At that point, their book should have gone the same way as most self-published business books: into large piles of boxes buried in the garage. Instead, within three months, the pair had sold more than 20,000 copies in San Diego alone. Shortly afterwards they were holding a contract from William Morrow — and in the 30 years since then, they’ve seen their $15 book sell more than 12 million copies in over 25 languages.
That’s unusual. It’s usually difficult to sell your own business books unless you have a platform as large as Seth Godin’s — or the determination to fill halls, speak to crowds and push your product yourself. But if you’ve done that, you’ll have the proof that doubtful publishers need to be willing to lend a hand.
Richard N. Bolles had much smaller ambitions for What Color Is Your Parachute. Originally intended as a job-seeking guide for Episcopal priests heading into the secular world, the book was initially self-published and passed around inside the Church. That was always going to limit the audience though, and the positive feedback the guide received suggested it could do much more good if more people could read it.
Ten Speed Press bought the rights, and the book went on to spend 288 weeks on the New York Times bestseller list, returning to the bestseller lists with each annual update.
It’s possible that the success of What Color Is Your Parachute was a pleasant surprise but there’s a little more to it than that. Bolles wrote a book for a specific audience but which contained information that was also universal. When the feedback came in saying that the book could have had a more general audience, he was quick to act on it and put the book in the hands of a publishing company with longer reach than his alone.
Know Your Market Better than Publishers
Writer E. Lynn Harris did something similar. He tried the traditional publishing route first for his novel Invisible Life but came up against the wall of rejection that meets most first-time novelists. So he turned to a market he knew. He printed the book himself and placed it in beauty salons and bookstores owned by African-Americans. It was a case of the author knowing more about a segment of the book-buying public than the publishing giants did. E. Lynn Harris sold 10,000 copies of the book before Doubleday/Anchor offered him a contract. His novels have since sold millions and repeatedly hit the New York Times bestseller list.
And if all of that isn’t inspiring enough there’s always Tim O’Reilly who began his career with a degree in Classics and as a self-publisher of books on Unix. O’Reilly & Associates is now one of the world’s largest computer book publishers as well as a conference organizer.

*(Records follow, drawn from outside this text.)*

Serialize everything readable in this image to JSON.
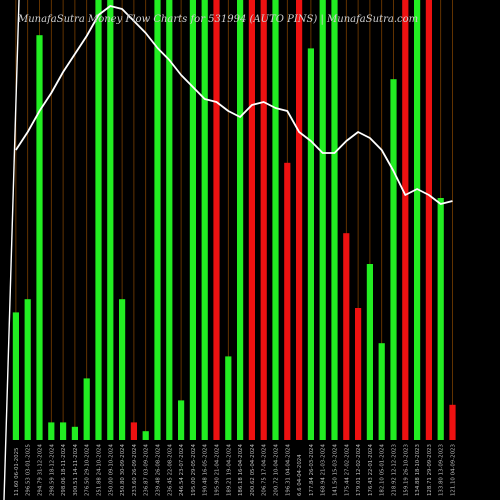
{
  "watermark": "MunafaSutra  Money Flow Charts for 531994 (AUTO PINS) | MunafaSutra.com",
  "chart_data": {
    "type": "bar",
    "title": "",
    "xlabel": "",
    "ylabel": "",
    "colors": {
      "up": "#22ee22",
      "down": "#ee1111",
      "line": "#ffffff",
      "grid": "#7a3f00"
    },
    "grid": "vertical",
    "ylim": [
      0,
      100
    ],
    "categories": [
      "11.60 06-01-2025",
      "296.53 03-01-2025",
      "294.79 31-12-2024",
      "298.59 18-12-2024",
      "298.06 18-11-2024",
      "300.51 14-11-2024",
      "276.50 29-10-2024",
      "251.88 24-10-2024",
      "250.00 09-10-2024",
      "250.80 30-09-2024",
      "233.60 26-09-2024",
      "236.87 03-09-2024",
      "239.48 26-08-2024",
      "236.45 22-08-2024",
      "246.54 23-07-2024",
      "195.00 29-05-2024",
      "190.48 16-05-2024",
      "195.90 21-04-2024",
      "189.21 19-04-2024",
      "186.18 16-04-2024",
      "200.62 05-04-2024",
      "206.75 17-04-2024",
      "200.72 10-04-2024",
      "196.31 04-04-2024",
      "6.6 04-04-2024",
      "177.84 26-03-2024",
      "168.94 21-03-2024",
      "141.50 15-03-2024",
      "175.44 27-02-2024",
      "179.01 12-02-2024",
      "176.43 22-01-2024",
      "182.10 05-01-2024",
      "218.92 12-12-2023",
      "159.19 26-10-2023",
      "134.88 18-10-2023",
      "128.71 29-09-2023",
      "133.80 13-09-2023",
      "121.10 04-09-2023"
    ],
    "series": [
      {
        "values": [
          29,
          32,
          92,
          4,
          4,
          3,
          14,
          100,
          100,
          32,
          4,
          2,
          100,
          100,
          9,
          100,
          100,
          100,
          19,
          100,
          100,
          100,
          100,
          63,
          100,
          89,
          100,
          100,
          47,
          30,
          40,
          22,
          82,
          100,
          100,
          100,
          55,
          8
        ],
        "direction": [
          "up",
          "up",
          "up",
          "up",
          "up",
          "up",
          "up",
          "up",
          "up",
          "up",
          "down",
          "up",
          "up",
          "up",
          "up",
          "up",
          "up",
          "down",
          "up",
          "up",
          "down",
          "down",
          "up",
          "down",
          "down",
          "up",
          "up",
          "up",
          "down",
          "down",
          "up",
          "up",
          "up",
          "down",
          "up",
          "down",
          "up",
          "down"
        ]
      },
      {
        "type": "line",
        "values": [
          125,
          131,
          138,
          144,
          151,
          157,
          163,
          170,
          173,
          172,
          168,
          164,
          159,
          155,
          150,
          146,
          142,
          141,
          138,
          136,
          140,
          141,
          139,
          138,
          131,
          128,
          124,
          124,
          128,
          131,
          129,
          125,
          118,
          110,
          112,
          110,
          107,
          108
        ]
      }
    ]
  }
}
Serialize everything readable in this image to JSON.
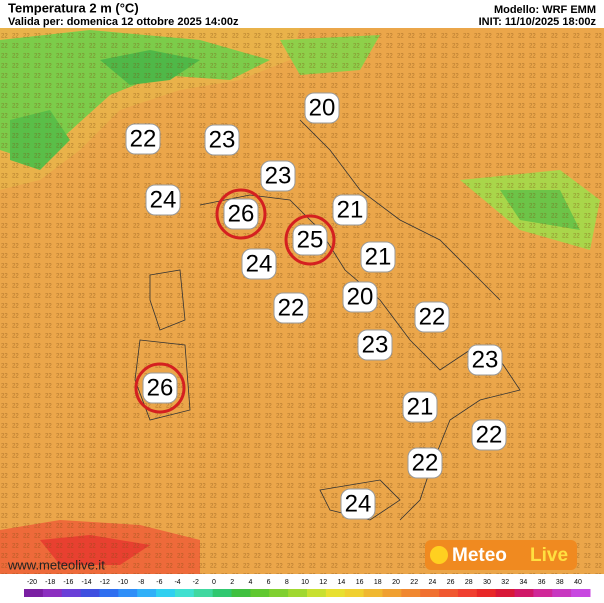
{
  "header": {
    "title": "Temperatura 2 m (°C)",
    "valid": "Valida per: domenica 12 ottobre 2025 14:00z",
    "model": "Modello: WRF EMM",
    "init": "INIT: 11/10/2025 18:00z"
  },
  "labels": [
    {
      "text": "20"
    },
    {
      "text": "22"
    },
    {
      "text": "23"
    },
    {
      "text": "23"
    },
    {
      "text": "24"
    },
    {
      "text": "26",
      "circled": true
    },
    {
      "text": "21"
    },
    {
      "text": "25",
      "circled": true
    },
    {
      "text": "21"
    },
    {
      "text": "24"
    },
    {
      "text": "20"
    },
    {
      "text": "22"
    },
    {
      "text": "22"
    },
    {
      "text": "23"
    },
    {
      "text": "23"
    },
    {
      "text": "26",
      "circled": true
    },
    {
      "text": "21"
    },
    {
      "text": "22"
    },
    {
      "text": "22"
    },
    {
      "text": "24"
    }
  ],
  "colorbar": {
    "ticks": [
      -20,
      -18,
      -16,
      -14,
      -12,
      -10,
      -8,
      -6,
      -4,
      -2,
      0,
      2,
      4,
      6,
      8,
      10,
      12,
      14,
      16,
      18,
      20,
      22,
      24,
      26,
      28,
      30,
      32,
      34,
      36,
      38,
      40
    ],
    "colors": [
      "#7a1fa2",
      "#8c2fc0",
      "#6a3fd8",
      "#3f4fe0",
      "#2f6ff0",
      "#2f8ff8",
      "#30b0f8",
      "#30d0f0",
      "#40e0d0",
      "#40d8a0",
      "#30c870",
      "#40c040",
      "#60c830",
      "#80d030",
      "#a0d830",
      "#c8e030",
      "#e8e030",
      "#f0d030",
      "#f0b830",
      "#f0a030",
      "#f08830",
      "#f07030",
      "#f05830",
      "#f04030",
      "#e82828",
      "#d81838",
      "#d01868",
      "#d02898",
      "#c838c0",
      "#c848e0"
    ]
  },
  "footer": {
    "site": "www.meteolive.it",
    "logo_a": "Meteo",
    "logo_b": "Live"
  }
}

Of course, none of this means that if you lay out a pile of notes to a vanity publisher to print your book that you’re immediately going to hit the big time. Most self-published books don’t sell. But if you know your market, if you’re willing to do the marketing, and if the content within the book is valuable enough, then you too can build a platform, boost a brand, construct a company, and if you’re really lucky — and still want to — maybe even interest mainstream publishers too.